Requirement of phospholipase D1 activity in H-RasV12-induced transformation

Abstract

The ability of the Ras oncogene to transform normal cells has been well established. One downstream effector of Ras is the lipid hydrolyzing enzyme phospholipase D. Recent evidence has emerged indicating a role for phospholipase D in cell proliferation, membrane trafficking, and migration.
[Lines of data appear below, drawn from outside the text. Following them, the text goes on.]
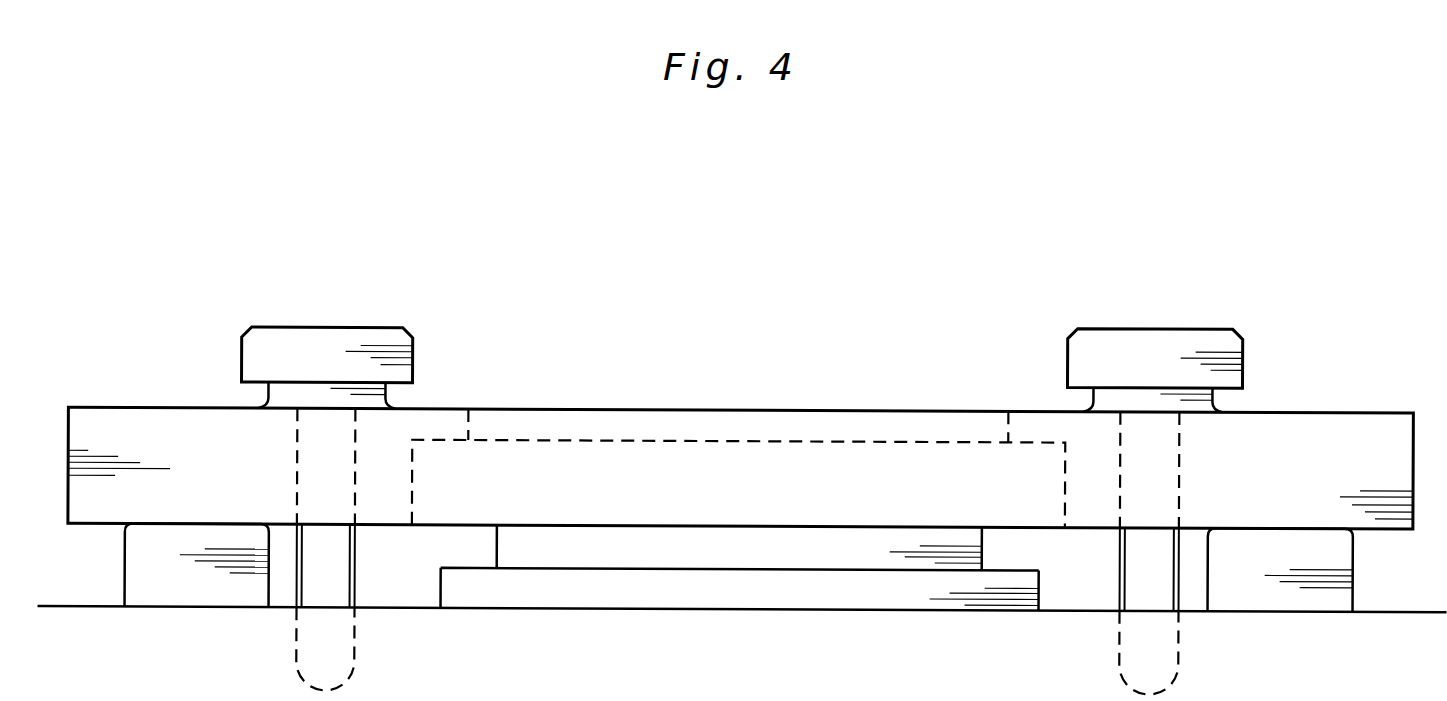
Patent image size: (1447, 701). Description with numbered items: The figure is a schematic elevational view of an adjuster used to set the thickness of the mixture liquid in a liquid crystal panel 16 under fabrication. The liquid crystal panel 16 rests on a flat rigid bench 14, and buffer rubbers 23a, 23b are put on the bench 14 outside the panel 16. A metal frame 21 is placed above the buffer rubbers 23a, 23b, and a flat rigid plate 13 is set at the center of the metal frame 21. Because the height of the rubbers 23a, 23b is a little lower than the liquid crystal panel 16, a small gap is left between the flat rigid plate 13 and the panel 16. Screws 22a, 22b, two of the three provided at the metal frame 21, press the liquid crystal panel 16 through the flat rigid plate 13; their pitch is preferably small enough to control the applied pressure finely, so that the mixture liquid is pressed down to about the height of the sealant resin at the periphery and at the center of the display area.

The flat rigid plate 13 is at (810, 459).
The flat rigid bench 14 is at (1408, 635).
The liquid crystal panel 16 is at (1048, 528).
The metal frame 21 is at (1296, 425).
The screw 22a is at (357, 344).
The screw 22b is at (1167, 338).
The buffer rubber 23a is at (138, 578).
The buffer rubber 23b is at (1320, 550).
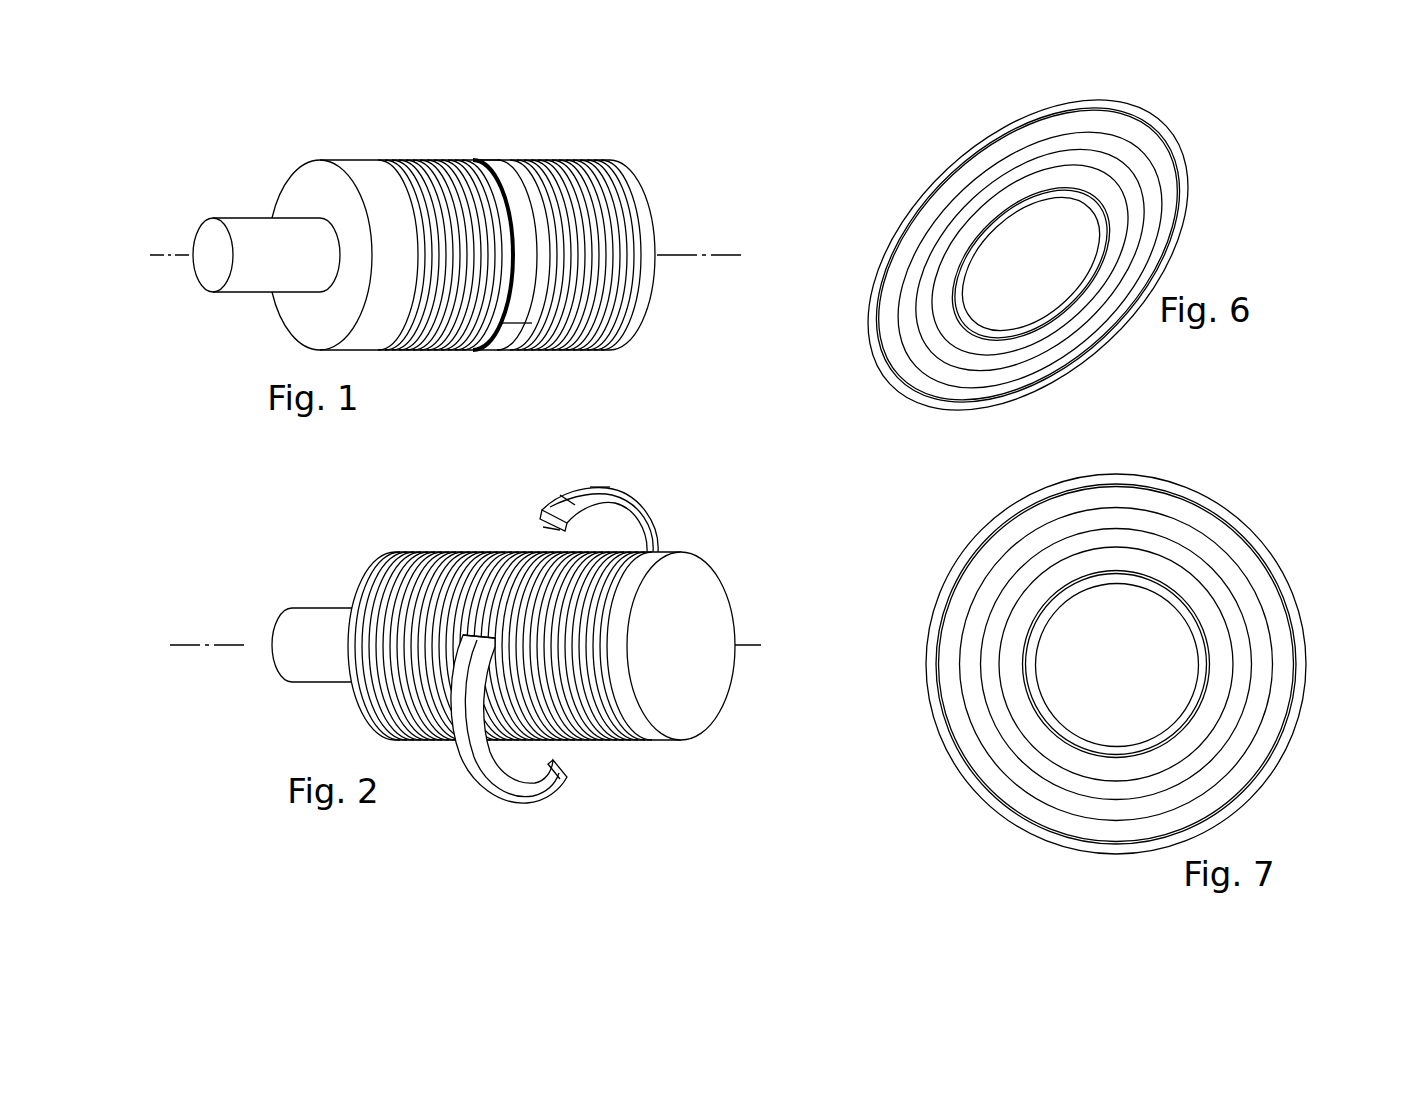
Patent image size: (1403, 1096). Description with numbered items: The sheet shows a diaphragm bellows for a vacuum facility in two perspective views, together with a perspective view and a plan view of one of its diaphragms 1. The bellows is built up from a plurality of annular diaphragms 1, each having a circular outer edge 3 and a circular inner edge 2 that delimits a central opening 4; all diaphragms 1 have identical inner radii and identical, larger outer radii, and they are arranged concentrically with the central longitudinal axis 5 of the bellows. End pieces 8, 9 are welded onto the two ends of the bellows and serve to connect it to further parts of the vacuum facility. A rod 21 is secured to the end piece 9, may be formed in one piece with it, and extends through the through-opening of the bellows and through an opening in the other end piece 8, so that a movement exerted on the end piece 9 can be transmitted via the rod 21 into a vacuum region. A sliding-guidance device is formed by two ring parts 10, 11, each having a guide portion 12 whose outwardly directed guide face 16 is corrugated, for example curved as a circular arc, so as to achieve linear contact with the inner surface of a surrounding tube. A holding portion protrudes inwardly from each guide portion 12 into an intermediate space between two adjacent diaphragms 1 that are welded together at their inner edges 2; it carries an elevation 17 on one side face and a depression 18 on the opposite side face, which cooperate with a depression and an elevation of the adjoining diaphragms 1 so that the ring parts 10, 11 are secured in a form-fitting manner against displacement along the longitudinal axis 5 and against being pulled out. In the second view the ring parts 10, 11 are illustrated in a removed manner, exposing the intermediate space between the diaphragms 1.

In FIG. 1, the diaphragm 1 is at (598, 226).
In FIG. 2, the diaphragm 1 is at (595, 673).
In FIG. 6, the diaphragm 1 is at (960, 185).
In FIG. 7, the diaphragm 1 is at (1216, 531).
In FIG. 6, the inner edge 2 is at (990, 238).
In FIG. 7, the inner edge 2 is at (1090, 585).
In FIG. 6, the outer edge 3 is at (1183, 205).
In FIG. 7, the outer edge 3 is at (1280, 564).
In FIG. 6, the central opening 4 is at (1068, 255).
In FIG. 7, the central opening 4 is at (1118, 664).
In FIG. 1, the longitudinal axis 5 is at (164, 258).
In FIG. 2, the longitudinal axis 5 is at (197, 646).
In FIG. 1, the end piece 8 is at (362, 176).
In FIG. 2, the end piece 8 is at (380, 580).
In FIG. 1, the end piece 9 is at (642, 227).
In FIG. 2, the end piece 9 is at (683, 713).
In FIG. 1, the ring part 10 is at (488, 356).
In FIG. 2, the ring part 10 is at (600, 482).
In FIG. 1, the ring part 11 is at (499, 150).
In FIG. 2, the ring part 11 is at (558, 676).
In FIG. 1, the guide portion 12 is at (522, 190).
In FIG. 1, the guide face 16 is at (537, 300).
In FIG. 2, the guide face 16 is at (558, 497).
In FIG. 2, the elevation 17 is at (548, 527).
In FIG. 2, the depression 18 is at (625, 518).
In FIG. 1, the rod 21 is at (258, 278).
In FIG. 2, the rod 21 is at (302, 661).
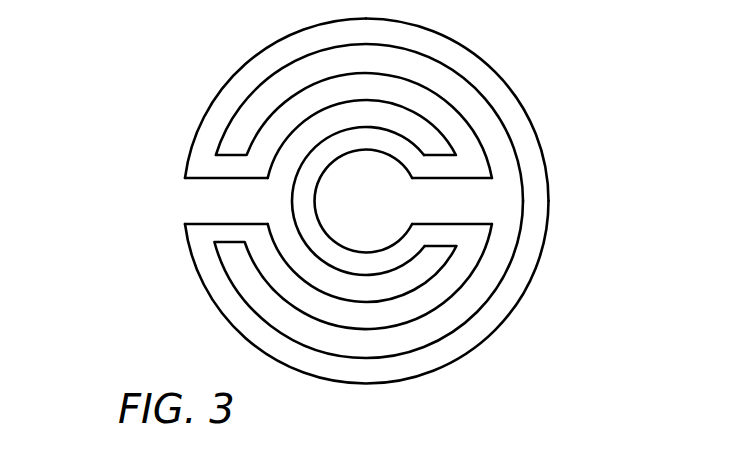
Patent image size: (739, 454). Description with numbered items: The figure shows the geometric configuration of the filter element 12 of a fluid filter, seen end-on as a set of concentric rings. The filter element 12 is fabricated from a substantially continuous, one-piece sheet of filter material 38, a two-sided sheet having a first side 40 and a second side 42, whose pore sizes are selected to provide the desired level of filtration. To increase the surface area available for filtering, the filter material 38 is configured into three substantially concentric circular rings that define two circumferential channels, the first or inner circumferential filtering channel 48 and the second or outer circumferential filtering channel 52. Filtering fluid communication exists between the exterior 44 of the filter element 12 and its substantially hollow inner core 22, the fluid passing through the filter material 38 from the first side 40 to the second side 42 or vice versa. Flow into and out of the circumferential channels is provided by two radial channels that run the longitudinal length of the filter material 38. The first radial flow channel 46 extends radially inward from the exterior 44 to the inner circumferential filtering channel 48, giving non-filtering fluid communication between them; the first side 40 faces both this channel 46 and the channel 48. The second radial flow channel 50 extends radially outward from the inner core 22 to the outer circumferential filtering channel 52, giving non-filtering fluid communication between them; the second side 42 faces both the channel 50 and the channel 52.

The filter element 12 is at (157, 170).
The inner core 22 is at (372, 207).
The filter material 38 is at (225, 102).
The first side 40 is at (460, 43).
The second side 42 is at (495, 112).
The exterior 44 is at (542, 258).
The first radial flow channel 46 is at (224, 212).
The first circumferential filtering channel 48 is at (292, 255).
The second radial flow channel 50 is at (454, 212).
The second circumferential filtering channel 52 is at (458, 318).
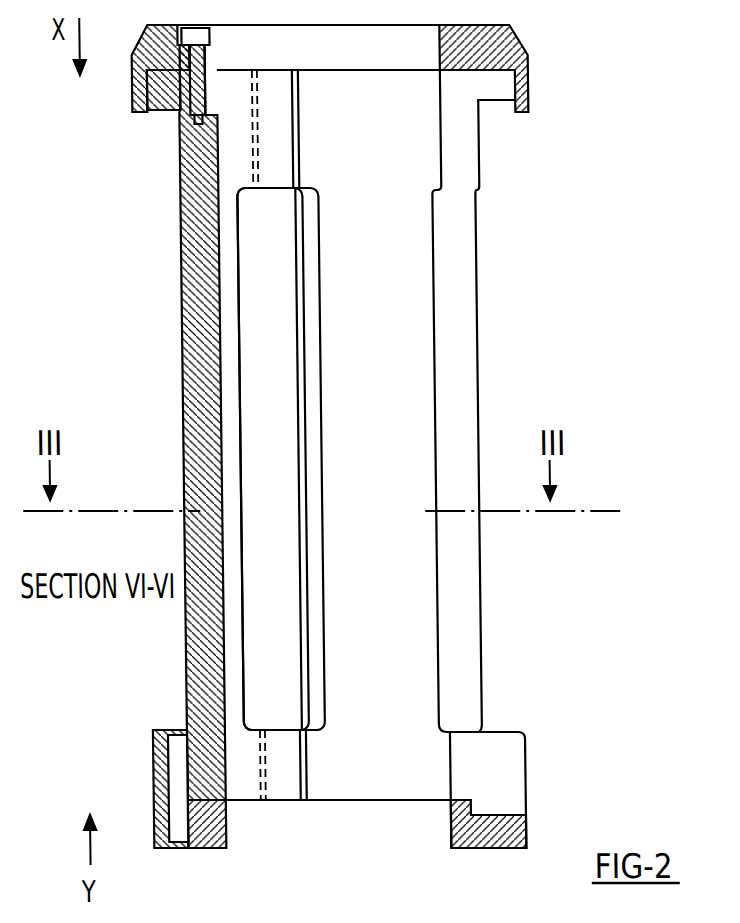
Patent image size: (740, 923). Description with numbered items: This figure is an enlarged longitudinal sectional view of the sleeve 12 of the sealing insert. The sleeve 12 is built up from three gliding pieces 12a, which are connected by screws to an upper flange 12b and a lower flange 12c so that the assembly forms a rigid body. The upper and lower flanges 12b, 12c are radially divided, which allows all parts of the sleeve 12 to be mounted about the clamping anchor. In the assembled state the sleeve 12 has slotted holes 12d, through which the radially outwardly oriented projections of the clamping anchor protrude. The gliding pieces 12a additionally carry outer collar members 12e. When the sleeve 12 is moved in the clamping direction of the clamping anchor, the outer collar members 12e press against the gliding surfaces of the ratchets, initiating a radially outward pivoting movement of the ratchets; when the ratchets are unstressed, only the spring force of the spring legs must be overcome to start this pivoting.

To study the potential importance of phospholipase D in the oncogenic ability of Ras, we used Rat-2 fibroblasts with reduced phospholipase D1 activity (Rat-2V25). Here, we show that H-Ras transformation of Rat-2 fibroblasts requires normal phospholipase D1 activity. WT Rat-2 fibroblasts transfected with the H-RasV12 oncogene grew colonies in soft agar and tumors in nude mice. However, Rat-2V25 cells when transfected with the H-RasV12 oncogene did not form colonies in soft agar or produce tumors when xenografted onto nude mice. Interestingly, in the presence of phosphatidic acid, the product of phospholipase D, growth in soft agar and tumor formation was restored. We also observed a dramatic increase in the expression of phospholipase D1 in colorectal tumors when compared with adjacent normal mucosa. Our studies identify phospholipase D1 as a critical downstream mediator of H-Ras-induced tumor formation.

Fig. 1.

Evaluation of H-Ras^V12 and K-Ras^V12 transformation in WT Rat-2 and Rat-2V25 fibroblasts. (A) Protein expression levels of HA-tagged H-Ras^V12, HA-tagged K-Ras^V12, and total Ras in WT Rat-2 and Rat-2V25 cells. (B) Ras activation assay in WT Rat-2 and Rat-2V25 cells expressing H-Ras^V12 or K-Ras^V12(C) Growth of H-Ras^V12- or K-Ras^V12-transformed cells in soft agar. These results are representative of three independent experiments.

Fig. 2.

The reintroduction of PLD1 or its lipid product (PA) can restore H-Ras^V12-induced transformation of Rat-2V25 fibroblasts in soft agar. (A) Growth of WT Rat-2 H-Ras^V12-transformed cells in soft agar. Growth of Rat-2V25 H-Ras^V12-transformed cells (B) transfected with PLD1 (C), in the presence of 200 μM 12:0 PA (E), 200 μM 16:0 PA (F), 200 μM 1-oleoyl-2-acetyl-glycerol (G), or 200 μMPC(H). (D) PLD activation on WT Rat-2, Rat-2V25, and Rat-2V25 cells transfected with PLD1. The results are representative of three independent experiments performed in triplicate. Numbers at lower right are the number of colonies per field ± SEM.

Fig. 3.

Xenograft growth of H-Ras^V12-transformed WT Rat-2 and Rat-2V25 fibroblasts. (A and B) Xenograft growth of WT Rat-2 (A) and Rat-2V25 (B) cells transformed with H-Ras^V12 on day 10. (C–E) Effect of PA on xenograft growth of H-Ras^V12-transformed WT Rat-2 cells (C), H-Ras^V12-transformed Rat-2V25 cells (D), and vector-transfected Rat-2V25 cells (E). (F) Summary graph of tumor size from H-Ras^V12-transformed cells (*, P < 0.05). Data represents the average ± SEM of three independent experiments.

Fig. 4.

Comparison of PLD1 expression between colorectal carcinomas and adjacent normal mucosa. (A) Northern analysis of hPLD1 mRNA. (B) Western analysis of hPLD1 and hPLD2 protein expression.